Unlike the conundrum of the chicken or the egg, we know that beer came first, not hops — at least for Lake County. I was reminded of this fact when the Historic Courthouse Museum in Lakeport received a piece of Lake County’s early brewing history — a history that pre-dates Mr. O’Brian and his hops by nearly a decade. Not a farming implement or brewing apparatus, the museum’s new object doesn’t have any obvious connection to brewing.

It is a sausage stuffer.

You’ve probably seen hundreds of these sorts of sausage stuffers in antique stores across the country. This particular model was patented in 1859. Given the thriftiness of Lake County’s citizens, it could have been used for decades after that patent date — so that in itself is not much of a clue as to when it was used and who used it. Thankfully, the owner of the grinder had his name branded onto the wood panel. The brand reads: R.O. Smith, Lakeport Cal.

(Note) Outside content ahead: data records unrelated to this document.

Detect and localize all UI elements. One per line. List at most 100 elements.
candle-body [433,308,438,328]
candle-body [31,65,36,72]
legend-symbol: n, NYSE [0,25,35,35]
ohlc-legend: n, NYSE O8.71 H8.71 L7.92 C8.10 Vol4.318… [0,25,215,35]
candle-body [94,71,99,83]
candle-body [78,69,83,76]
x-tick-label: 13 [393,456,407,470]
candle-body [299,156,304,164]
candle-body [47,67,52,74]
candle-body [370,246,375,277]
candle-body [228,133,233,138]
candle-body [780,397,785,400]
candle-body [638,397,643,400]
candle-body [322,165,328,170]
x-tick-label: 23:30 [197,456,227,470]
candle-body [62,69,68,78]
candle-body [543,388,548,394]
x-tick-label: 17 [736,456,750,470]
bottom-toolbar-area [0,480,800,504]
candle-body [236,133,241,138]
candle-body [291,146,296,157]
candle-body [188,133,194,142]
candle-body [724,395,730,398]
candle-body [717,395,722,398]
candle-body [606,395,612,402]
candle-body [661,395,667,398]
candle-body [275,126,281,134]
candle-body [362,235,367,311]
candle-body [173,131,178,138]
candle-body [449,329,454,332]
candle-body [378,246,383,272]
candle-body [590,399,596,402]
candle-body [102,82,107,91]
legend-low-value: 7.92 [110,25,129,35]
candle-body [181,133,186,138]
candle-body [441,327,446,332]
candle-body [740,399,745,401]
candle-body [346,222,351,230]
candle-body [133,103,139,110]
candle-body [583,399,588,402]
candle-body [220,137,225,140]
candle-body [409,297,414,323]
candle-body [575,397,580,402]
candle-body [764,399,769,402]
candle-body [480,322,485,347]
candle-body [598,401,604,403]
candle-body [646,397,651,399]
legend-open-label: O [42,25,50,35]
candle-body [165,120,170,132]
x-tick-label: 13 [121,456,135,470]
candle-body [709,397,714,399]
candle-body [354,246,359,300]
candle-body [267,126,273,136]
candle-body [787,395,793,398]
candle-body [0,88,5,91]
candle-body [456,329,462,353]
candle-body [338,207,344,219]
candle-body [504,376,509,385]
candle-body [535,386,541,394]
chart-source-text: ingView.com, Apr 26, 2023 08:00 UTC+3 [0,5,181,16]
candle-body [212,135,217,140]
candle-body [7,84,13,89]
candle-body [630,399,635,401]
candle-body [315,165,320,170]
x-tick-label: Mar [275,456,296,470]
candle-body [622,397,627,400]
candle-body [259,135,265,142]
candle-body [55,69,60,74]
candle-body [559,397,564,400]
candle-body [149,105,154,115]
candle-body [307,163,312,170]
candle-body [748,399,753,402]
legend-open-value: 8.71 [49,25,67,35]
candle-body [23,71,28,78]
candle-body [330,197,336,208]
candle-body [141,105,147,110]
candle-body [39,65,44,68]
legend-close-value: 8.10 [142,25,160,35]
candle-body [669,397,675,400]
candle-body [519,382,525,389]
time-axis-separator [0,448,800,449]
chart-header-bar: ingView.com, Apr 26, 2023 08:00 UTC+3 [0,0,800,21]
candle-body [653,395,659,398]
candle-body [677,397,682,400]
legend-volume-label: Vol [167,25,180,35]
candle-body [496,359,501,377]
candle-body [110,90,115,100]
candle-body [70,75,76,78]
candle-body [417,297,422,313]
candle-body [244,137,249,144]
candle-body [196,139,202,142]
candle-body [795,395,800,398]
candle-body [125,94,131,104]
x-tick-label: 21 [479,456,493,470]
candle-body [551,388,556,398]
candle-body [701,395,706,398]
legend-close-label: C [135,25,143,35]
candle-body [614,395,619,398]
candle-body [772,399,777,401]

Robert O. Smith was born in Indiana around 1832 and made his way to California in the early-mid 1850s. First stopping in Yolo County to marry a young Missouri native named Caroline, he eventually made his way into Lake County in the early 1860s. Shortly thereafter, in 1863, Robert opened Lake Brewery — Lake County’s first brewery.

Built on the gentle slope of what would become known as “Brewery Hill”, his property was located on 11th Street close to where Safeway now sits. The brewery had an initial production capacity of 12 barrels of frothy delight. A jack of all trades, Mr. Smith also built and operated a brick kiln in conjunction with a Mr. Ingram. Less than a decade later when the county looked to build a stately courthouse, they hired the brewer-brick maker duo to supply the material. You can see the finished building to this day — it is the Historic Courthouse Museum.

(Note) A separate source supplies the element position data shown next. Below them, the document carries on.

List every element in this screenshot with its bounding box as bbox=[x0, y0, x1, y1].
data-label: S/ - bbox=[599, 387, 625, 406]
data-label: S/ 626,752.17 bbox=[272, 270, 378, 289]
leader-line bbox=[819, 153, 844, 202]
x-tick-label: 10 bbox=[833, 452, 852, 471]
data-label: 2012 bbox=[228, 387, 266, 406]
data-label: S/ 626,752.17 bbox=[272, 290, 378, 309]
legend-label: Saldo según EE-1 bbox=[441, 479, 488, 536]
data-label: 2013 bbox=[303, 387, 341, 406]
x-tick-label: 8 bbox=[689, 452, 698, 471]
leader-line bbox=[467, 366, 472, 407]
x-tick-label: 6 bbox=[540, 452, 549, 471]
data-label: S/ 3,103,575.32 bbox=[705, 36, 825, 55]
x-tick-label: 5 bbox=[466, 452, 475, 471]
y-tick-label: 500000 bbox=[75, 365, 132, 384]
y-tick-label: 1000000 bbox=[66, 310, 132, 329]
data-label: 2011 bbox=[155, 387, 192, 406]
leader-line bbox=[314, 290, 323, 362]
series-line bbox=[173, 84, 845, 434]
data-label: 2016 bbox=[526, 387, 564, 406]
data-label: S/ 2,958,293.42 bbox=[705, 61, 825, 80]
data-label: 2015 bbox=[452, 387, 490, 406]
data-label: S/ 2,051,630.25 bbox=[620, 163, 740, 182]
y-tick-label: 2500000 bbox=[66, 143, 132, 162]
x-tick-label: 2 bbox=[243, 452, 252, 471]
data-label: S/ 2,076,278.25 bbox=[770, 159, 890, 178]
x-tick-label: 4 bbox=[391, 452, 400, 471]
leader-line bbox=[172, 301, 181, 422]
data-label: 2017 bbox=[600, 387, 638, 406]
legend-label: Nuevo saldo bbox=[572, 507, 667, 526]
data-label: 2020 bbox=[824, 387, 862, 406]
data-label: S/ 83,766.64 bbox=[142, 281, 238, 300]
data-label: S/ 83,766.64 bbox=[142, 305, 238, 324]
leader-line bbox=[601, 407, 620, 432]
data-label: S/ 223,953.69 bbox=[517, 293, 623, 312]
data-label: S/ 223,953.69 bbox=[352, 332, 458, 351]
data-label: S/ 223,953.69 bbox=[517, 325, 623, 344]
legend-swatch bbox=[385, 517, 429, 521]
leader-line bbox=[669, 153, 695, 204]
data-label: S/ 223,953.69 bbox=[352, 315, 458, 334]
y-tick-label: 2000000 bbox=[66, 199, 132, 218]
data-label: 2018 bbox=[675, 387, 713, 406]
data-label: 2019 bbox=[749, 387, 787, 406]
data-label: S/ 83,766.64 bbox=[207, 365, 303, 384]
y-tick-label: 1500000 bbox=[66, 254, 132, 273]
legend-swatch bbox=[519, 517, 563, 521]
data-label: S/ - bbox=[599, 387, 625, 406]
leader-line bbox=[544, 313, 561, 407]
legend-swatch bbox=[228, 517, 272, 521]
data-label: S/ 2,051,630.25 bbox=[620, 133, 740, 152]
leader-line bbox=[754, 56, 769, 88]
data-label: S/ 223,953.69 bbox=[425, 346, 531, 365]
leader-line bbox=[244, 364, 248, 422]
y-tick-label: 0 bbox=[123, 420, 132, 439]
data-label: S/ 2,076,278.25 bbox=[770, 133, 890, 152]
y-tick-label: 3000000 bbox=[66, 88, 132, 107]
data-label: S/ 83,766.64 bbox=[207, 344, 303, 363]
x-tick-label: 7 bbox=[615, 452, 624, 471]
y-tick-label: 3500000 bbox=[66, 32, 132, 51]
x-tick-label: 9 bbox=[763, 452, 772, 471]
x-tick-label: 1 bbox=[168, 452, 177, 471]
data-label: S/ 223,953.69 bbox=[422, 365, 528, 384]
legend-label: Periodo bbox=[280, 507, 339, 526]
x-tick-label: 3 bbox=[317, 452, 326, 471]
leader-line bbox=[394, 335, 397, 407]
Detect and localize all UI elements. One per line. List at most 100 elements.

That’s right; this beer lover works in a building built by beer!

Unfortunately the reign of hops was not to last and by the 1880s the wine grape began to supersede it. Our area’s brief beer-boom fizzled out. It’s not certain how far into the 1880s Mr. Smith continued to operate Lake Brewery. When a company out of Oakland published a publicity book advertising the benefits of living in Lake County in 1885 there was no mention of the brewery — even though the book went to great lengths to touch upon every beneficial detail of the county, including its abundant production of wine. By 1896 when he registered to vote, Mr. Smith indicated his occupation was a simple farmer — not a brewer as he identified himself in the 1880 census.

There were some setbacks in the hops industry in the 1880s and 1890s that might have precipitated the closing of the brewery. In 1887, there was an outbreak of “hops lice” (common aphids) which halted production and caused the fields to be abandoned for the season. Far more voracious than aphids — but just as pesky — the temperance movement and their anti-alcohol agenda appeared early in Lake County. The benefit society of the Order of Good Templars — an organization that had as their chief concern restricting the production, sale and consumption of alcohol — had chapters in the area as early as the late 1860s.

In 1894, county-wide liquor laws were finally passed, prohibiting the sale of “spirituous, vinous, malt or maized liquors”. Shortly after this, the San Francisco Brewer’s Protective Association blasted the law in the San Francisco Call, stating that it was “against the best interest of the State.” In a response akin to cutting off their nose to spite their face, the association resolved not to buy any hops grown within Lake County’s limits until the law was repealed. That, of course, hardly made matters better for the local hops farmers and brewers. For the next 20 years, Lake County often made and redacted prohibition laws, restricting the buying and selling of both hops and alcohol.

The rest of the story is known. More resilient than hops, the wine grape found fertile ground in post-prohibition Lake County. Perhaps we would be a beer county if it weren’t for the quirks of history. We beer lovers will have to settle with mementoes like the sausage stuffer to remind ourselves of what could have been.